To address limitations of commonly applied methods, time-varying confounding can be adjusted for using marginal structural models fitted via inverse probability weighting (IPW) [11, 18]. In the presence of measured time-varying confounding, which is affected by past exposure, these and other g-methods have been shown to provide valid results where more conventional methodologies produce biased estimates [19–22].

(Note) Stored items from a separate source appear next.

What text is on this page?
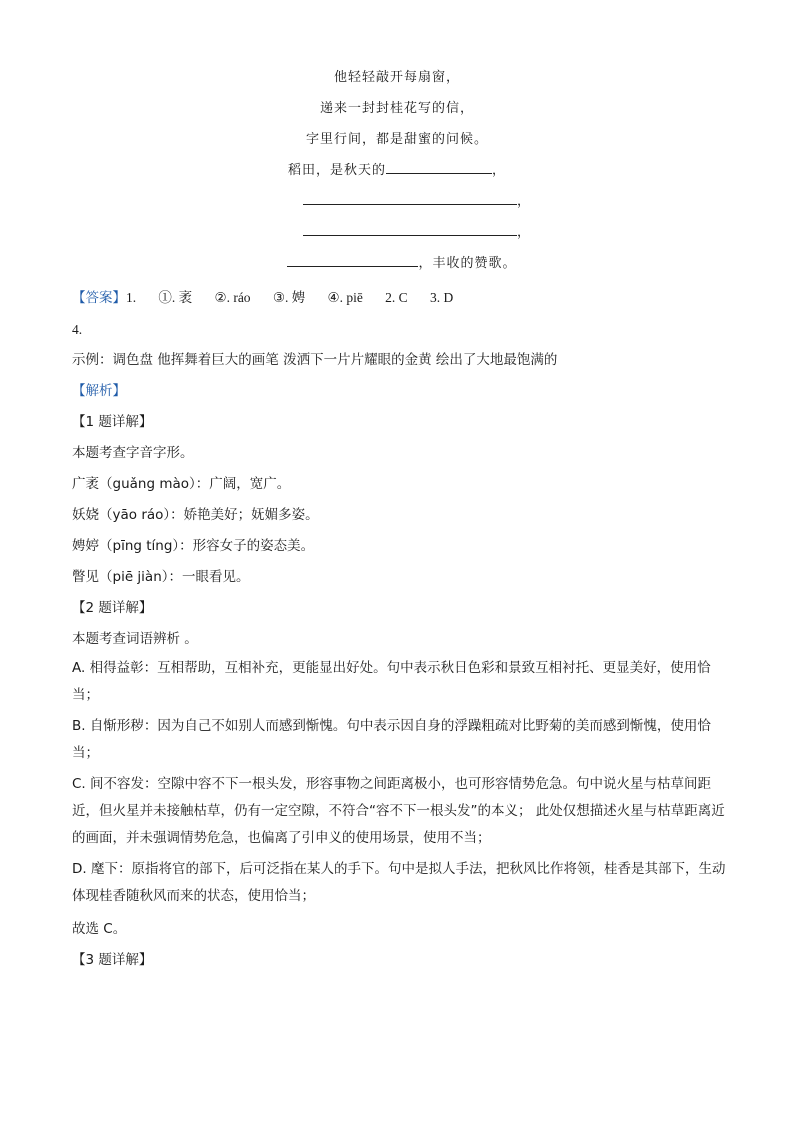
他轻轻敲开每扇窗，
递来一封封桂花写的信，
字里行间，都是甜蜜的问候。
稻田，是秋天的	，
，
，
，丰收的赞歌。
【答案】1. ①. 袤 ②. ráo ③. 娉 ④. piē 2. C 3. D
4.
示例：调色盘 他挥舞着巨大的画笔 泼洒下一片片耀眼的金黄 绘出了大地最饱满的
【解析】
【1 题详解】
本题考查字音字形。
广袤（guǎng mào）：广阔，宽广。
妖娆（yāo ráo）：娇艳美好；妩媚多姿。
娉婷（pīng tíng）：形容女子的姿态美。
瞥见（piē jiàn）：一眼看见。
【2 题详解】
本题考查词语辨析 。
A. 相得益彰：互相帮助，互相补充，更能显出好处。句中表示秋日色彩和景致互相衬托、更显美好，使用恰当；
B. 自惭形秽：因为自己不如别人而感到惭愧。句中表示因自身的浮躁粗疏对比野菊的美而感到惭愧，使用恰当；
C. 间不容发：空隙中容不下一根头发，形容事物之间距离极小，也可形容情势危急。句中说火星与枯草间距近，但火星并未接触枯草，仍有一定空隙，不符合“容不下一根头发”的本义； 此处仅想描述火星与枯草距离近的画面，并未强调情势危急，也偏离了引申义的使用场景，使用不当；
D. 麾下：原指将官的部下，后可泛指在某人的手下。句中是拟人手法，把秋风比作将领，桂香是其部下，生动体现桂香随秋风而来的状态，使用恰当；
故选 C。
【3 题详解】
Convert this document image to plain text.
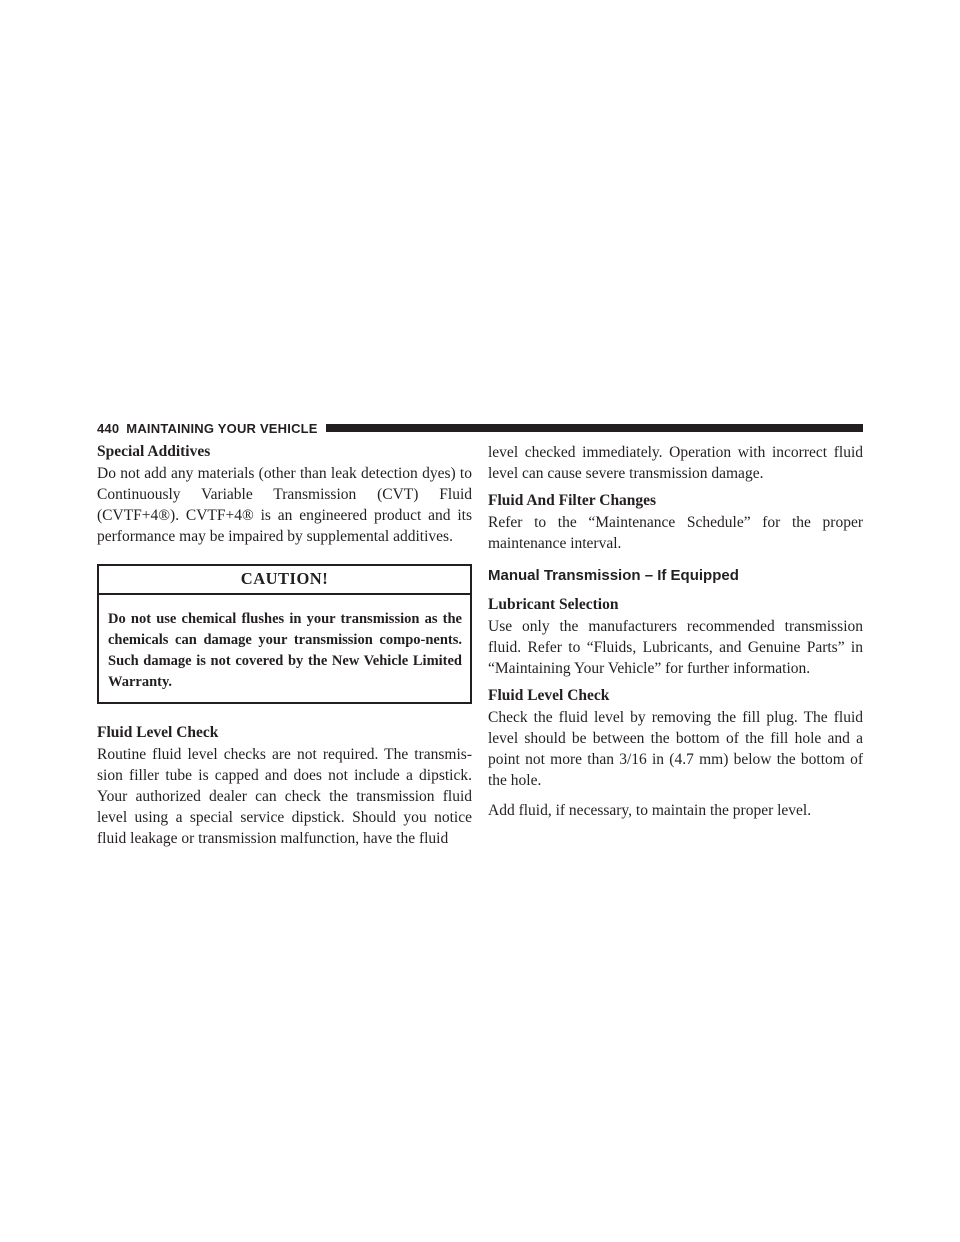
440 MAINTAINING YOUR VEHICLE

Special Additives

Do not add any materials (other than leak detection dyes) to Continuously Variable Transmission (CVT) Fluid (CVTF+4®). CVTF+4® is an engineered product and its performance may be impaired by supplemental additives.

CAUTION!
Do not use chemical flushes in your transmission as the chemicals can damage your transmission compo-nents. Such damage is not covered by the New Vehicle Limited Warranty.

Fluid Level Check

Routine fluid level checks are not required. The transmis-sion filler tube is capped and does not include a dipstick. Your authorized dealer can check the transmission fluid level using a special service dipstick. Should you notice fluid leakage or transmission malfunction, have the fluid

level checked immediately. Operation with incorrect fluid level can cause severe transmission damage.

Fluid And Filter Changes

Refer to the “Maintenance Schedule” for the proper maintenance interval.

Manual Transmission – If Equipped

Lubricant Selection

Use only the manufacturers recommended transmission fluid. Refer to “Fluids, Lubricants, and Genuine Parts” in “Maintaining Your Vehicle” for further information.

Fluid Level Check

Check the fluid level by removing the fill plug. The fluid level should be between the bottom of the fill hole and a point not more than 3/16 in (4.7 mm) below the bottom of the hole.

Add fluid, if necessary, to maintain the proper level.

When a time-varying confounder is also an intermediate variable on the causal pathway (eg, severity of illness is affected by the history of infection), adjusting for it would partly remove the effect of the exposure when using conventional regression techniques; it would moreover introduce collider-stratification bias, a form of selection bias that occurs when one controls for a common effect of exposure and outcome [11, 15, 23]. This has been empirically confirmed in simulation studies, which showed that a marginal structural model with IPW resulted in unbiased estimates of the effect of time-dependent harmful exposures on the hazard of hospital discharge [20]. In contrast, adjusting for time-varying confounding using a conventional Cox regression model with time-varying covariates, or freezing the time-varying confounder at their level before occurrence of the exposure, resulted in substantial bias [20].
Previous studies have not applied methods that correctly account for potential time-varying confounding when estimating excess LOS measured in days [15]. We recently used Cox proportional hazards regression to estimate what the observed risk of death in and discharge from the intensive care unit (ICU) would be if all patients in an ICU would remain bacteremia free compared to the actual situation where some patient do acquire bacteremia [11]. The corresponding survival curves could theoretically be combined to estimate the excess LOS. However, when the proportional hazards assumption holds conditional on a set of covariates, then it is almost guaranteed not to hold when one covariate is added or dropped. It is unlikely that one would have selected the precise set of covariates for which the proportional hazards assumption holds.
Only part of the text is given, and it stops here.